Global and Local Players Converge at Big 5 Construct Kenya Expo

Over 150 companies from more than 20 countries showcased new technologies and materials at the 8th edition of the Big 5 Construct Kenya expo in Nairobi. The event attracted global brands such as Liebherr, Bauer, and Ejot Fixing Solutions, who presented various innovations aimed at improving the construction industry.

Kenya’s construction sector is gaining fresh international attention as global and local players come together to discuss the future of the industry.

Addressing Cost Challenges in Construction

Whitney Mugo, a Project Manager at Synergetic Development Group, emphasized the need for developers to align their projects with local realities. She highlighted the importance of better cost control, pointing to Project Management Institute (PMI) frameworks and modular construction as key tools for reducing waste and material overruns.

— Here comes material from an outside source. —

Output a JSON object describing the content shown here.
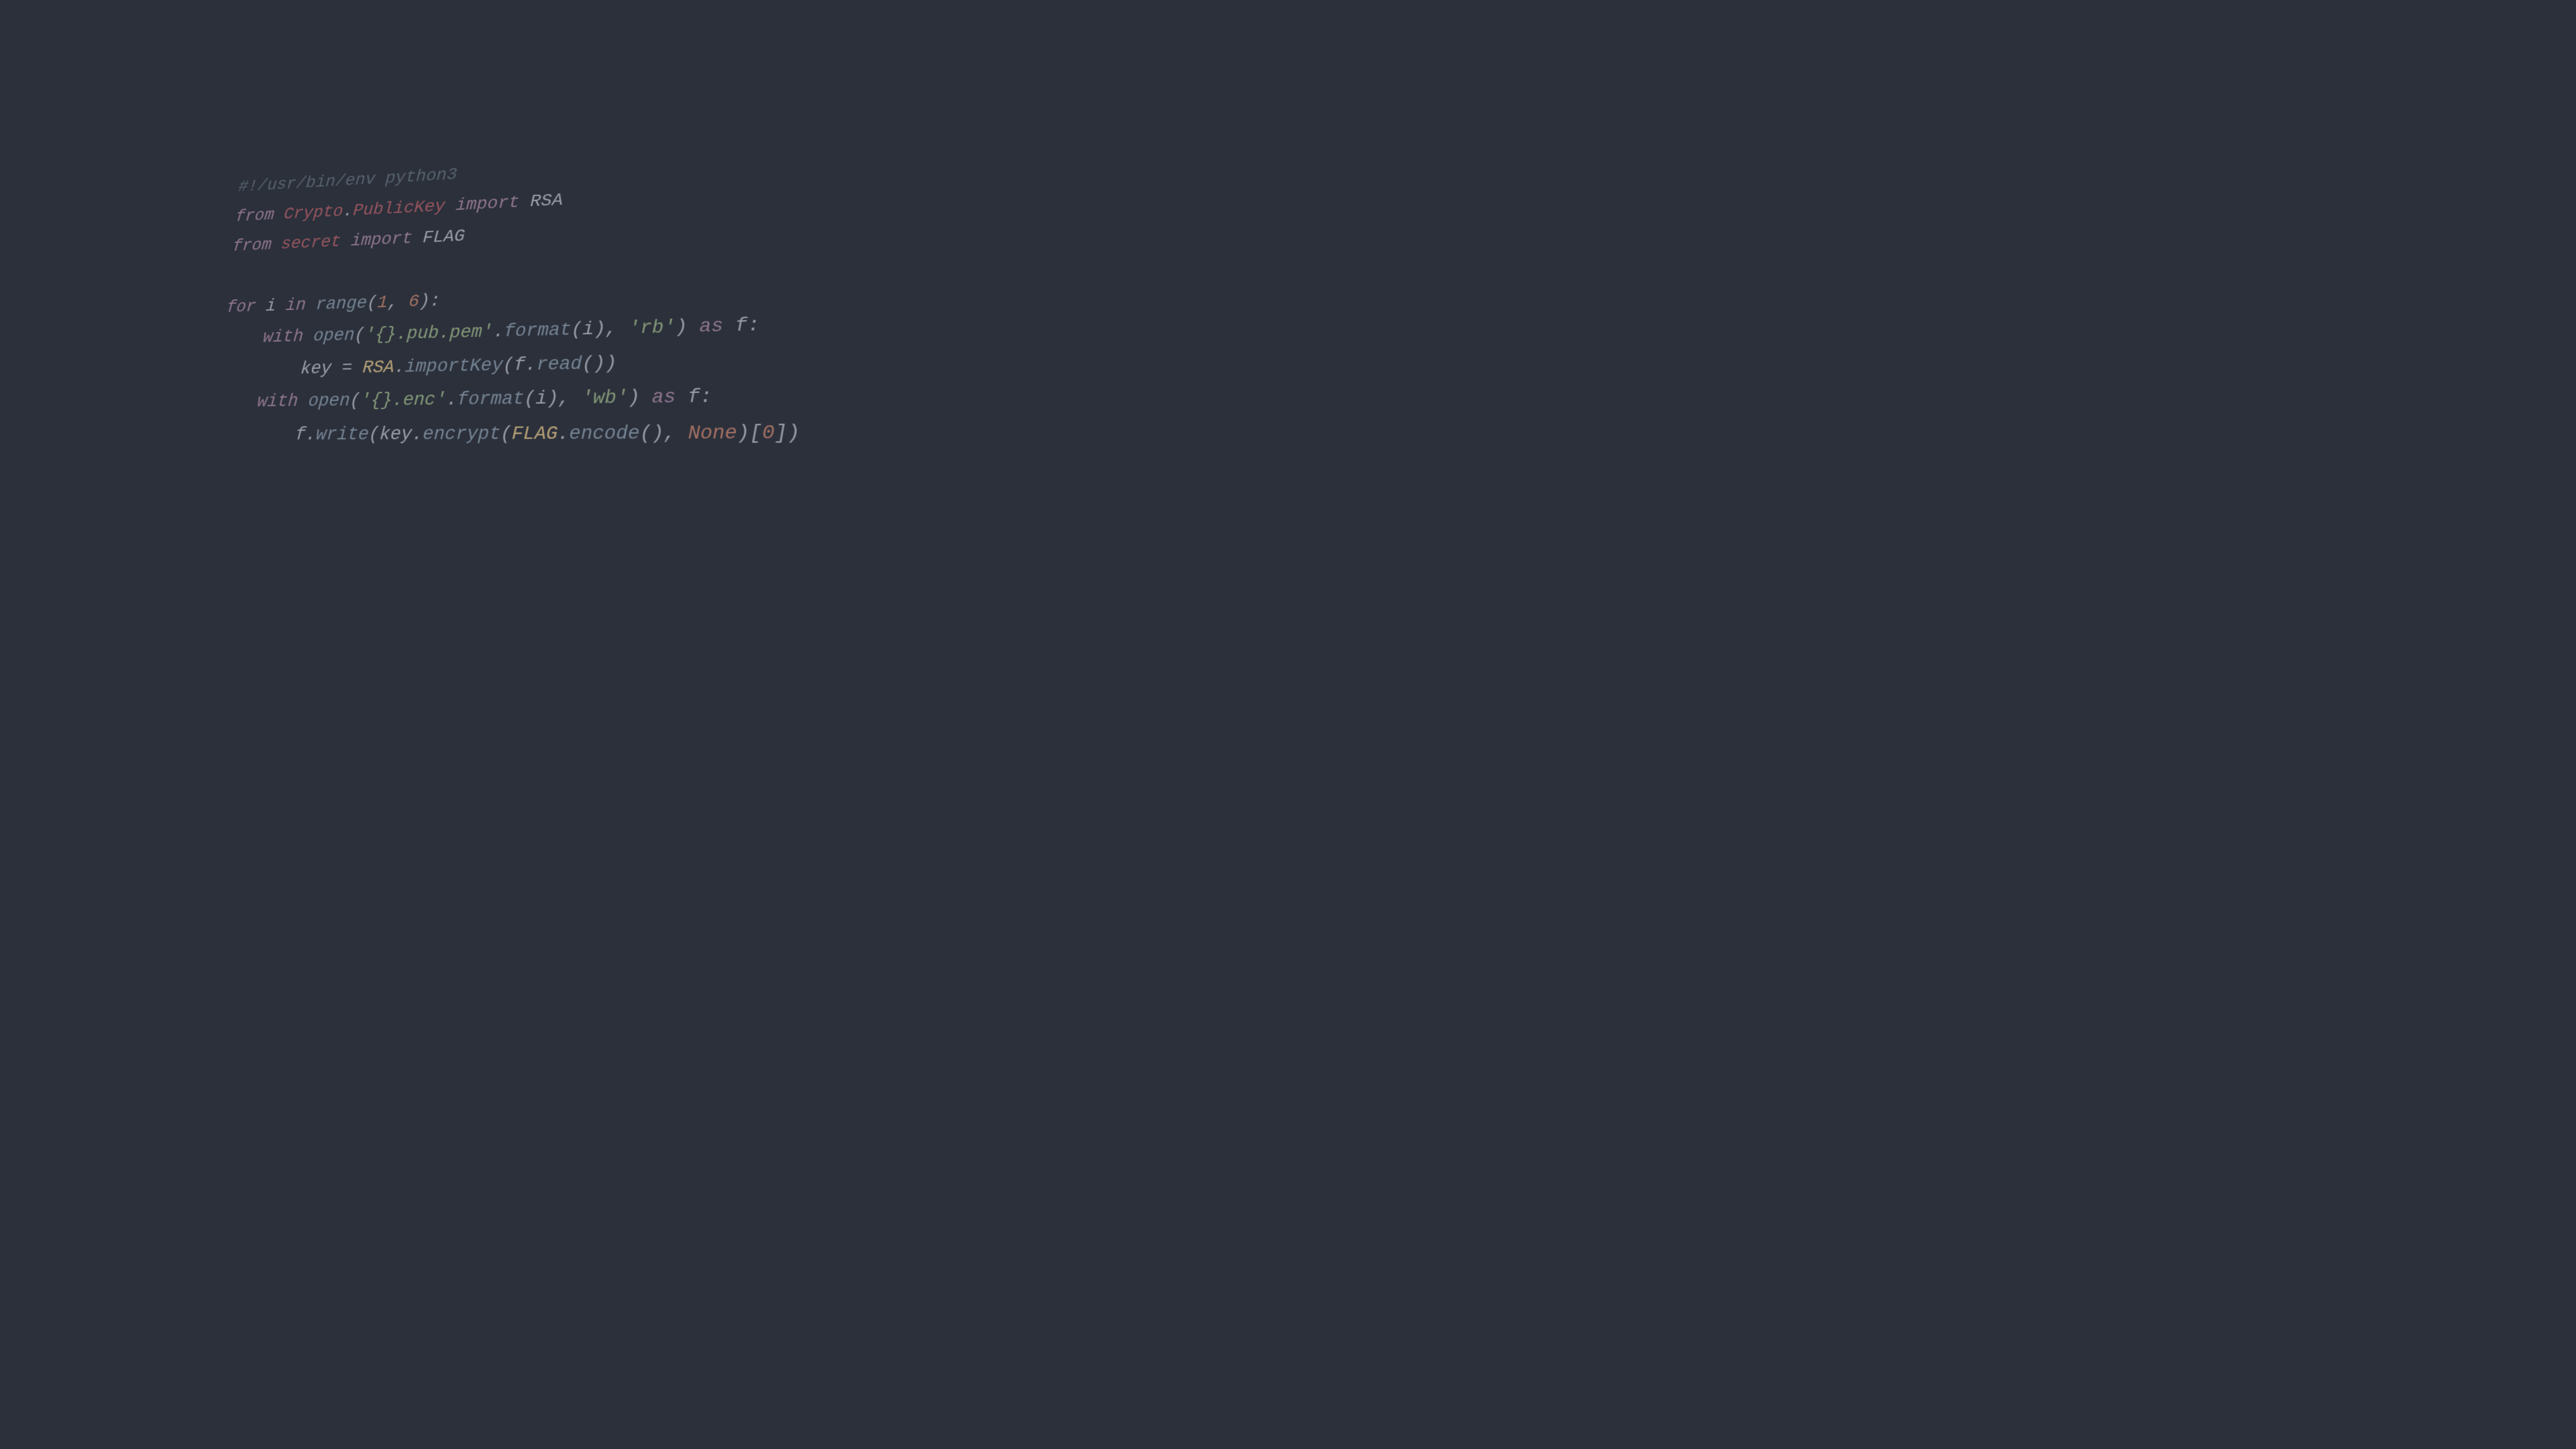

Mugo outlined practical ways to reduce construction costs while maintaining quality and sustainability. She pointed to PMI frameworks as essential for improving cost efficiency in affordable housing projects. According to her, rigorous cost planning, disciplined procurement, and proactive risk management can significantly curb material overruns.

“When teams follow structured estimating, cost baselines, and performance measurement, projects become more predictable and cost-effective,” she said.

Mugo also emphasized the role of technology and innovation in driving measurable savings. Approaches such as off-site prefabrication, Building Information Modelling (BIM), and digital survey tools are reducing waste, shortening construction timelines, and improving accuracy.

“These solutions help avoid rework, cut down on delays, and deliver faster at a lower cost,” she added.

Green Construction as a Smart Investment

The Project Management Institute (PMI) Kenya Chapter and the Kenya Green Building Society used the conference to emphasize the need for sustainability to be embedded at the design stage. Panellists argued that early integration of green-building principles, such as passive energy design, efficient materials, and lifecycle cost analysis, can lower long-term maintenance and energy expenses.

“Green construction is not just about compliance; it’s about smarter investment. The right design decisions upfront shift costs away from repeated maintenance to durable, efficient structures that save money over time,” Mugo noted.

Challenges Facing Kenya’s Construction Industry

Kenya’s construction industry, valued at nearly KSh 900 billion, remains one of the country’s fastest-growing sectors and a major employer. However, its progress hinges on addressing challenges like import dependency, rising material prices, and a shortage of skilled labour.

According to the 2025 Construction Costs in Kenya Handbook, the cost of building a house has increased in 2025 due to rising prices of materials, labour, and land. Building now costs between KSh 48,750 and KSh 122,860 per square metre depending on the finish.

The cost of basic homes starts from around KSh 3.5 million, and luxury houses exceed KSh 12 million. Nairobi remains the most expensive region to build in, costing up to 30% above the national average, while rural areas remain relatively cheaper, though transport costs can raise expenses.

Factors driving the surge include higher cement and steel prices, expensive finishes, and growing demand for skilled labour. Experts also recommend other cost-saving measures such as buying materials in bulk, using prefabricated or interlocking block technology, and building in phases to manage budgets effectively.